Scroll Top
Offices in Dallas (Main Office) & Houston, Texas

ARE YOU READY??? H-1B CAP FY 2017

H1B CAP Season FY 2017 is soon approaching. This is a reminder to our community of clients, listeners and readers, to be aware of the updates and trends in preparing not only your H1B petition but also for Request for Evidence (RFE).

If you are a Consulting company or an employee of a Consulting company, be aware that the “end client letter” is still a seminal document. This will provide you an approval notice without any RFE. The “end client letter” can be in the form of emails or purchase orders. USCIS will ask this question about the employer often, but we have also seen this question referring to an “end client”. For instance, our client was recently asked about the “end client” employing specialty workers! Such a question is quite significant in many perspectives. But for now, having an “end client letter” in advance and mentioning the requirement of a specialty worker for the project that the employee is being staffed on, will avoid such comprehensive RFE. Using the prongs reflected in the RFEs, ALO has an end client template, which cover all issues that pertain to USCIS requirements.
“Specialty occupation” Requests for Evidence (popular area of USCIS interest for FY 2016 filings, filed in April 2015) and “Right to control” Request for Evidence, are here to stay. Avoid such RFEs by making the proof of the Employer-Employee relationship an integral part of your filing. The Employer-Employee Memo of January 8, 2010 provides guidance to the adjudicators on how to determine such relationship between the petitioner and the beneficiary, especially in the third party employment situations. USCIS relies on common law principles and two leading Supreme Court cases (Nationwide Mutual Insurance Company v Darden and Gastroenterology Assoc. v Wells) in determining what constitutes an employer – employee relationship. The Common law test requires that all incidents of the relationship be assessed and weighed with no one factor being decisive. The Supreme Court has stated:

Among other factors relevant to this inquiry are the skill required, the source of instrumentalities and tools, the location of the work, the duration of the relationship between the parties, whether the hiring party has the right to assign additional projects to the hired party, the extent of hired party’s discretion over when and how long to work, the method of payment, the hired party’s role in hiring and paying assistants, whether the work is part of the regular business of the hiring party, whether the hiring party is in business, the provision of employee benefits, and the tax treatment of the hired party.

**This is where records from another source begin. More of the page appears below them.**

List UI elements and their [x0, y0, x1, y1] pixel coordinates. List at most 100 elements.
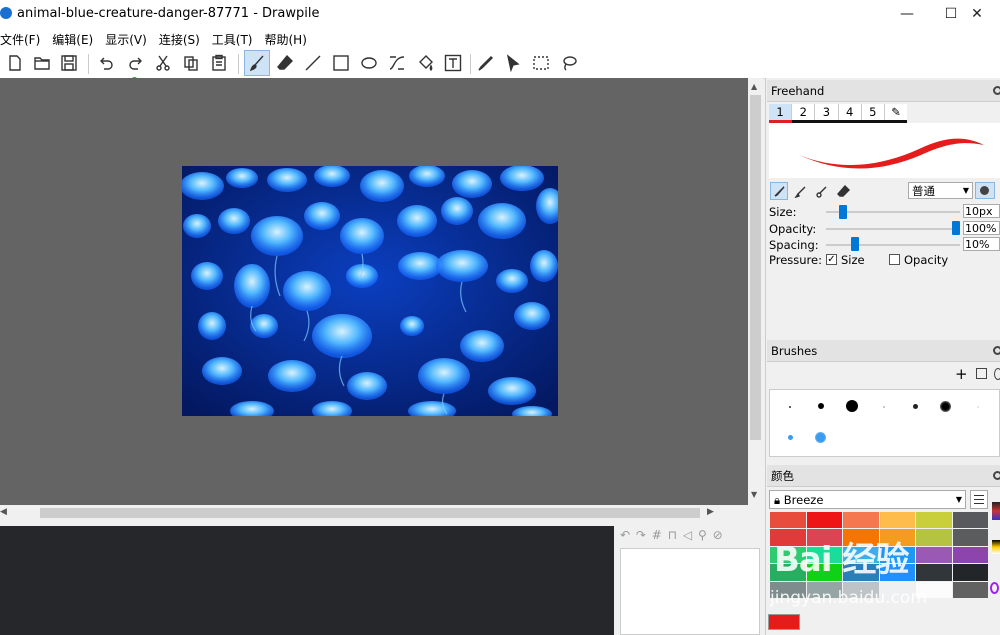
- jellyfish-photo: [182, 166, 558, 416]
- panel-close-icon[interactable]: [993, 471, 1000, 480]
- add-brush-icon[interactable]: +: [955, 365, 968, 383]
- incremental-mode-icon[interactable]: [975, 182, 995, 199]
- delete-brush-icon[interactable]: [994, 368, 1000, 380]
- menu-help[interactable]: 帮助(H): [265, 28, 307, 48]
- blend-mode-select[interactable]: 普通 ▼: [908, 182, 973, 199]
- toolbar-separator: [88, 54, 89, 74]
- tool-slot-4[interactable]: 4: [839, 104, 862, 120]
- brush-preset[interactable]: [940, 401, 951, 412]
- fill-icon[interactable]: [412, 50, 438, 76]
- size-label: Size:: [769, 205, 797, 219]
- new-file-icon[interactable]: [2, 50, 28, 76]
- lasso-icon[interactable]: [556, 50, 582, 76]
- panel-close-icon[interactable]: [993, 346, 1000, 355]
- menu-session[interactable]: 连接(S): [159, 28, 200, 48]
- brush-round-icon[interactable]: [770, 182, 788, 200]
- menu-tools[interactable]: 工具(T): [212, 28, 253, 48]
- undo-icon[interactable]: ↶: [620, 528, 631, 542]
- menu-view[interactable]: 显示(V): [105, 28, 147, 48]
- cut-icon[interactable]: [150, 50, 176, 76]
- brush-preset[interactable]: [913, 404, 918, 409]
- chat-area[interactable]: [0, 526, 614, 635]
- redo-icon[interactable]: ↷: [636, 528, 647, 542]
- toolbar-separator: [238, 54, 239, 74]
- sound-icon[interactable]: ◁: [683, 528, 693, 542]
- tool-slot-2[interactable]: 2: [792, 104, 816, 120]
- line-icon[interactable]: [300, 50, 326, 76]
- selection-move-icon[interactable]: [500, 50, 526, 76]
- watermark-brand: Bai 经验: [774, 540, 909, 580]
- block-icon[interactable]: ⊘: [713, 528, 724, 542]
- brush-preset[interactable]: [883, 406, 885, 408]
- eraser-icon[interactable]: [272, 50, 298, 76]
- panel-close-icon[interactable]: [993, 86, 1000, 95]
- brush-preset[interactable]: [818, 403, 824, 409]
- bezier-icon[interactable]: [384, 50, 410, 76]
- brush-icon[interactable]: [244, 50, 270, 76]
- brush-preset[interactable]: [977, 406, 979, 408]
- brush-eraser-mode-icon[interactable]: [834, 182, 852, 200]
- window-title: animal-blue-creature-danger-87771 - Draw…: [17, 6, 320, 21]
- opacity-slider-track[interactable]: [826, 228, 960, 230]
- current-color-swatch[interactable]: [768, 614, 800, 630]
- user-icon[interactable]: ⚲: [698, 528, 708, 542]
- spacing-slider-track[interactable]: [826, 244, 960, 246]
- pressure-opacity-checkbox[interactable]: [889, 254, 900, 265]
- tool-settings-title: Freehand: [767, 80, 1000, 102]
- history-toolbar: ↶ ↷ # ⊓ ◁ ⚲ ⊘: [620, 528, 760, 546]
- pressure-size-checkbox[interactable]: ✓: [826, 254, 837, 265]
- rectangle-icon[interactable]: [328, 50, 354, 76]
- open-folder-icon[interactable]: [29, 50, 55, 76]
- copy-icon[interactable]: [178, 50, 204, 76]
- grid-icon[interactable]: #: [652, 528, 663, 542]
- spacing-slider-thumb[interactable]: [851, 237, 860, 251]
- brush-square-icon[interactable]: [791, 182, 809, 200]
- brush-preset[interactable]: [846, 400, 858, 412]
- color-picker-icon[interactable]: [472, 50, 498, 76]
- watermark-url: jingyan.baidu.com: [770, 588, 927, 608]
- tool-slot-3[interactable]: 3: [815, 104, 839, 120]
- undo-icon[interactable]: [94, 50, 120, 76]
- save-brush-icon[interactable]: [976, 368, 987, 379]
- ellipse-icon[interactable]: [356, 50, 382, 76]
- tool-settings-title-text: Freehand: [771, 84, 825, 98]
- brush-preset[interactable]: [788, 435, 793, 440]
- brush-preset[interactable]: [789, 406, 791, 408]
- canvas-image[interactable]: [182, 166, 558, 416]
- palette-menu-icon[interactable]: [970, 490, 988, 509]
- history-list[interactable]: [620, 548, 760, 635]
- canvas-view[interactable]: [0, 78, 748, 505]
- opacity-slider-thumb[interactable]: [952, 221, 960, 235]
- size-slider-thumb[interactable]: [838, 205, 847, 219]
- color-mode-strip[interactable]: [990, 488, 1000, 618]
- brush-preset[interactable]: [815, 432, 826, 443]
- rect-select-icon[interactable]: [528, 50, 554, 76]
- text-icon[interactable]: [440, 50, 466, 76]
- menu-edit[interactable]: 编辑(E): [52, 28, 93, 48]
- size-input[interactable]: 10px: [963, 204, 1000, 218]
- save-icon[interactable]: [56, 50, 82, 76]
- redo-icon[interactable]: [122, 50, 148, 76]
- canvas-horizontal-scroll-thumb[interactable]: [40, 508, 700, 518]
- palette-select[interactable]: 🔒︎ Breeze ▼: [769, 490, 966, 509]
- canvas-vertical-scroll-thumb[interactable]: [750, 95, 761, 440]
- pressure-opacity-label: Opacity: [904, 253, 949, 267]
- spacing-input[interactable]: 10%: [963, 237, 1000, 251]
- pressure-size-label: Size: [841, 253, 865, 267]
- brush-presets-list[interactable]: [769, 389, 1000, 457]
- opacity-label: Opacity:: [769, 222, 817, 236]
- lock-icon[interactable]: ⊓: [668, 528, 678, 542]
- close-button[interactable]: ✕: [954, 0, 1000, 28]
- minimize-button[interactable]: —: [884, 0, 930, 28]
- menu-file[interactable]: 文件(F): [0, 28, 40, 48]
- opacity-input[interactable]: 100%: [963, 221, 1000, 235]
- spacing-label: Spacing:: [769, 238, 819, 252]
- paste-icon[interactable]: [206, 50, 232, 76]
- main-toolbar: [0, 48, 1000, 79]
- pressure-label: Pressure:: [769, 253, 822, 267]
- eraser-slot-icon[interactable]: ✎: [885, 104, 907, 120]
- toolbar-separator: [470, 54, 471, 74]
- tool-slot-5[interactable]: 5: [862, 104, 885, 120]
- brush-smudge-icon[interactable]: [812, 182, 830, 200]
- tool-slot-1[interactable]: 1: [769, 104, 793, 120]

If you are a new company or an established company which has changed its address recently, please be aware that you may be asked to validate the existence of your business through the VIBE request for evidence. Please update all online profiles with address or name changes. You can also establish your existence by registering your company on online databases. USCIS recommends filing with Dunn & Bradstreet (D&B) . Please be aware that D&B requires you to pay a subscription to register your company with them.

Additionally, one of the USCIS announcements that will impact you FY 2017 CAP cases is increase of fee for certain H-1B and L-1 petitioners. If your company employs more than 50 people and more than 50% of your employees are on H-1B or L-1 nonimmigrant status, DHS will now require an augmented fee of $4,000 for certain H-1B petitioners and $4,500 for certain L-1 petitioners. This fee is in addition to the base processing fee of $2,325 to be enclosed with your filing. Such a fee arrangement will remain effective through September 30, 2025. It replaces the $2,000 fee increase provision, which had its sunset on September 30th, 2015.

If you or your employee is a student using the STEM provision and their STEM OPT is expiring prior to the filing of the H1B CAP petition or soon after, please be aware that the CAP GAP provisions will be impacted due to the current lawsuit filed in the US District Court for the District of Columbia (Washington Alliance of Technology Workers v DHS). The matter challenged the Department of Homeland Security’s failure to follow public notice requirement when promulgating the STEM OPT rule in 2008. District Judge Huvelle ordered that vacatur of the 17-month STEM OPT extension is stayed until May 10,2016. Please be aware of the challenges when requesting an extension of stay, if the final regulation is not in place prior to the April, 1st, 2016.

At the end of our discussion, please arrange your documents for filing the petition for the CAP season 2017. This includes and is not limited to credential evaluations of all foreign degrees and certifications, mark sheets with transcripts and any experience letters. Please make sure to use updated forms directly downloaded from relevant Govt. links. Give a thought to your travel plans.